24 hours in Hong Kong

It’s no secret that Hong Kong is famous for high-end shopping, but as a first time visitor I was blown away by just how many designer shops there actually are. I’d expected all of the well-known brands to be here, but most of them have three stores, and big ones at that. Thankfully I’m not in Hong Kong to shop so wasn’t even a little bit tempted to walk through those doors.

I’m visiting Hong Kong and Macau for a few days on my way to Shanghai (where I do intend to do a little shopping).  Clearly I’m not going to see much in such a short time but wanted the opportunity to take a look around and see if I’d like to come back for a longer stay in the future. When I travel I prefer to spend most of my time walking around getting a feel for the place and its people. This means that I sometimes miss the more popular tourist sites, particularly when I’m short on time.  I used to worry about this and wonder if I should be planning my trip better but now I just accept that this is what I like to do and that’s all that matters.

I’m staying half a block from VERY busy Nathan Road in Kowloon. Surprisingly my hotel room is quiet so the traffic hasn’t been a problem at all. Nathan Road, lined by shopping malls, shops and high-rise apartment buildings, runs from the base of mainland Hong Kong for about four kilometres.

I stepped out early on my first full day here and walked the stretch from my hotel to the ferry terminal before the shoppers and tourists hit the streets. At that time of the morning the locals were heading to work and going about their normal day-to-day business. The huge harbour promenade was virtually empty – just a few early morning tourists and what appeared to be some young people recovering from a big night out. The ferry terminal was much busier with locals heading off to work.

I took the short ferry ride across Victoria Harbour to Hong Kong island and after a quick wander around the central district, where I discovered even more designer shops, I jumped on one of Hong Kong’s very cute double-decker ‘ding ding’ trams and made my way west to the Sheung Wan district. I’d read that it was a nice area to walk around – a good mixture of locals and a thriving arts community. I was not disappointed. The walk back along Hollywood Road revealed so much about this vibrant and interesting district.

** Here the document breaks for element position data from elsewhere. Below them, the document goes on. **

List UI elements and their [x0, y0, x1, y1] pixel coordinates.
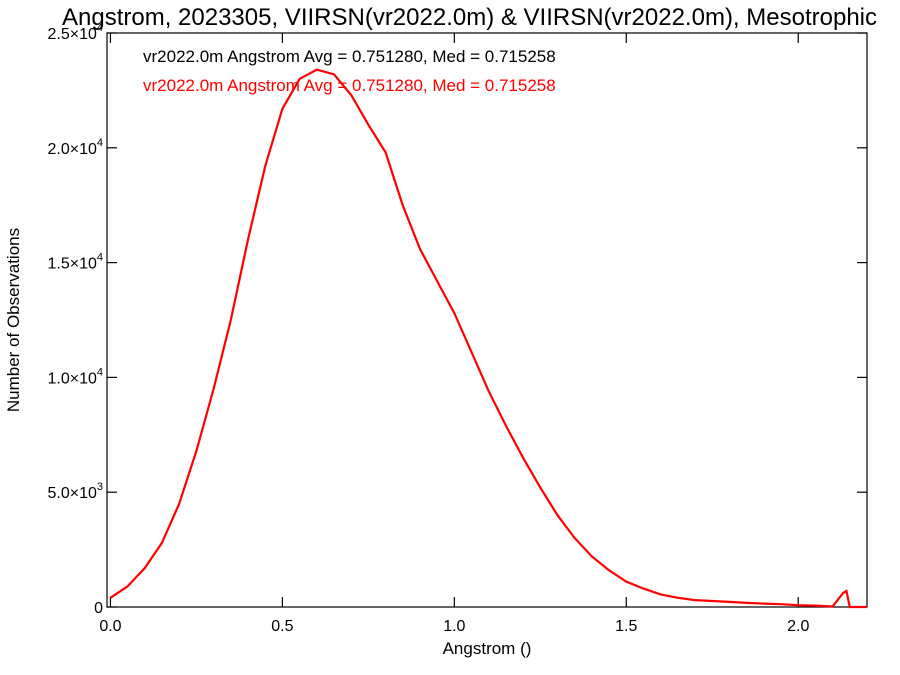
y-tick-label: 2.5×104: [47, 22, 103, 43]
y-tick-label: 1.5×104: [47, 252, 103, 273]
x-tick-labels: 0.0 0.5 1.0 1.5 2.0: [99, 618, 809, 635]
y-tick-label: 2.0×104: [47, 137, 103, 158]
chart-title: Angstrom, 2023305, VIIRSN(vr2022.0m) & V…: [62, 4, 877, 31]
axis-ticks: [107, 32, 867, 608]
x-tick-label: 0.0: [99, 618, 121, 635]
y-tick-labels: 0 5.0×103 1.0×104 1.5×104 2.0×104 2.5×104: [47, 22, 103, 617]
histogram-series-line: [109, 68, 867, 609]
y-tick-label: 5.0×103: [47, 481, 103, 502]
legend-entry: vr2022.0m Angstrom Avg = 0.751280, Med =…: [143, 47, 556, 66]
legend-entry: vr2022.0m Angstrom Avg = 0.751280, Med =…: [143, 76, 556, 95]
x-tick-label: 2.0: [787, 618, 809, 635]
y-tick-label: 1.0×104: [47, 366, 103, 387]
legend: vr2022.0m Angstrom Avg = 0.751280, Med =…: [143, 47, 556, 95]
plot-frame: [106, 32, 868, 608]
y-axis-label: Number of Observations: [4, 228, 23, 412]
x-tick-label: 0.5: [271, 618, 293, 635]
x-tick-label: 1.5: [615, 618, 637, 635]
x-tick-label: 1.0: [443, 618, 465, 635]
x-axis-label: Angstrom (): [443, 639, 532, 658]
y-tick-label: 0: [94, 600, 103, 617]
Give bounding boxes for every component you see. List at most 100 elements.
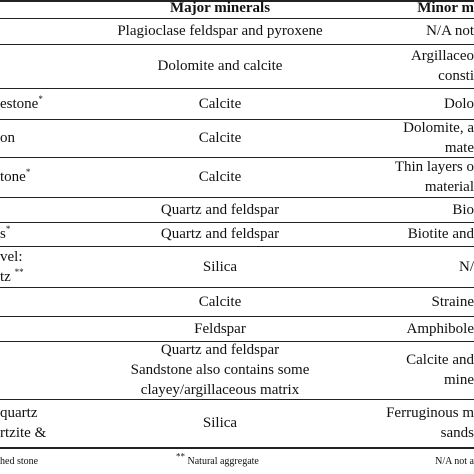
cell-text: mate [444,140,474,156]
table-cell: Dolomite and calcite [100,56,340,76]
footnote-mark: * [5,224,11,234]
table-rule [0,119,474,120]
cell-text: N/ [459,258,474,275]
footnote-text: Natural aggregate [185,456,259,467]
cell-text: quartz [0,405,38,421]
table-cell: s* [0,224,10,244]
table-rule [0,287,474,288]
cell-text: Amphibole [406,320,474,337]
table-cell: estone* [0,94,43,114]
cell-line: on [0,128,15,148]
cell-line: vel: [0,247,24,267]
table-cell: Dolo [444,94,474,114]
cell-text: Biotite and [407,226,474,242]
table-rule [0,0,474,2]
cell-text: N/A not [426,23,474,39]
footnote-mark: ** [176,451,185,462]
cell-text: Sandstone also contains some [130,362,310,378]
table-cell: Argillaceo consti [411,46,474,86]
cell-text: s [0,226,6,242]
cell-text: clayey/argillaceous matrix [140,382,300,398]
cell-text: Dolomite and calcite [157,58,283,74]
cell-text: Calcite [198,130,242,146]
footnote: ** Natural aggregate [176,451,259,469]
header-cell: Minor m [417,0,474,16]
table-rule [0,447,474,449]
table-cell: Feldspar [100,319,340,339]
table-cell: Biotite and [408,224,474,244]
footnote-mark: * [38,93,43,104]
cell-text: Calcite [198,293,242,310]
cell-line: rtzite & [0,423,46,443]
table-cell: Quartz and feldspar [100,200,340,220]
table-cell: Calcite [100,167,340,187]
cell-text: Quartz and feldspar [160,226,280,242]
footnote: hed stone [0,456,39,467]
header-cell: Major minerals [169,0,271,16]
cell-text: Quartz and feldspar [160,201,280,218]
footnote: N/A not a [435,456,474,467]
table-cell: tone* [0,167,30,187]
cell-text: Silica [202,415,238,431]
table-rule [0,222,474,223]
cell-text: Dolo [444,95,474,112]
table-cell: Silica [100,257,340,277]
cell-text: Dolomite, a [403,120,474,136]
cell-text: consti [438,68,474,84]
cell-text: tone [0,169,26,185]
cell-line: tone* [0,167,30,187]
cell-text: vel: [0,248,23,265]
table-rule [0,44,474,45]
table-cell: Calcite and mine [406,350,474,390]
table-cell: Calcite [100,94,340,114]
table-cell: Ferruginous m sands [386,403,474,443]
table-cell: Calcite [100,292,340,312]
table-rule [0,88,474,89]
cell-line: quartz [0,403,46,423]
footnote-mark: ** [14,266,24,277]
cell-text: Straine [431,293,474,310]
cell-text: material [424,179,474,195]
footnote-mark: * [25,167,31,177]
cell-text: Calcite [198,95,242,112]
table-cell: Silica [100,413,340,433]
table-rule [0,246,474,247]
table-cell: on [0,128,15,148]
cell-line: tz ** [0,267,24,287]
table-rule [0,18,474,19]
cell-text: Feldspar [194,320,246,337]
table-cell: Calcite [100,128,340,148]
table-cell: Amphibole [407,319,474,339]
table-cell: vel: tz ** [0,247,24,287]
cell-text: on [0,130,15,146]
table-rule [0,197,474,198]
cell-text: tz [0,268,15,285]
table-cell: N/A not [426,21,474,41]
cell-text: sands [440,425,474,441]
cell-text: Argillaceo [410,48,474,64]
table-cell: Quartz and feldspar [100,224,340,244]
table-cell: Bio [452,200,474,220]
table-rule [0,399,474,400]
cell-text: Ferruginous m [386,405,474,421]
cell-text: Plagioclase feldspar and pyroxene [117,23,323,39]
table-rule [0,341,474,342]
table-cell: Quartz and feldspar Sandstone also contai… [100,340,340,400]
table-cell: Dolomite, a mate [403,118,474,158]
cell-text: Bio [452,201,474,218]
table-rule [0,316,474,317]
cell-text: estone [0,95,39,112]
cell-text: mine [444,372,474,388]
cell-line: estone* [0,94,43,114]
cell-text: Silica [202,258,238,275]
cell-line: s* [0,224,10,244]
table-cell: quartz rtzite & [0,403,46,443]
cell-text: rtzite & [0,425,47,441]
cell-text: Quartz and feldspar [160,342,280,358]
cell-text: Calcite [198,169,242,185]
table-cell: Thin layers o material [395,157,474,197]
cell-text: Calcite and [406,352,474,368]
table-rule [0,157,474,158]
table-cell: Plagioclase feldspar and pyroxene [100,21,340,41]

The first few blocks were full of galleries and Chinese antique shops, smart cafes and restaurants. I even found some street art which doesn’t seem to be very common here in Hong Kong. I also discovered the Man Mo Temple. The temple was built in 1847 and is the place to worship the God of Literature (Man) and the God of War (Mo). According to the website, both were worshipped by ‘ambitious students looking to succeed in the civil examinations of Imperial China’. The giant incense coils hanging at the entrance coupled with (mostly) young people lighting large bunches of incense sticks for their God (hopefully Literature) made it a very heady but interesting experience and was much bette for the soul (and wallet) than worshipping the God of Consumerism at the temple of Prada or Fendi.

As I continued the walk I discovered some small but very busy food markets selling fruit, vegetables, fish, herbs and spices. These were mostly frequented by locals with the odd tourist like me out for a sticky-beak.

I spent the afternoon wandering around my own neighbourhood on the mainland where I discovered the delightful Haiphong Road Temporary Market, which was essentially a large room full of women arranging flowers.  It smelled and looked amazing and I was so pleased to find it.

Later in the evening I went back down to the water’s edge to look at the lights of Hong Kong island which is quite a spectactular sight.  People lined up along the promenade taking photos of each other or ‘selfies’ with the beautiful view as their backdrop. An old fashioned Chinese junk boat with its red sails brightly lit cruised around the harbour and a very good busking band entertained people on shore, all contributing to a really nice atmosphere.

Hong Kong is noisy, bustling, colourful, beautiful and very vibrant, and I’ll definitely be coming back for a longer stay in the future.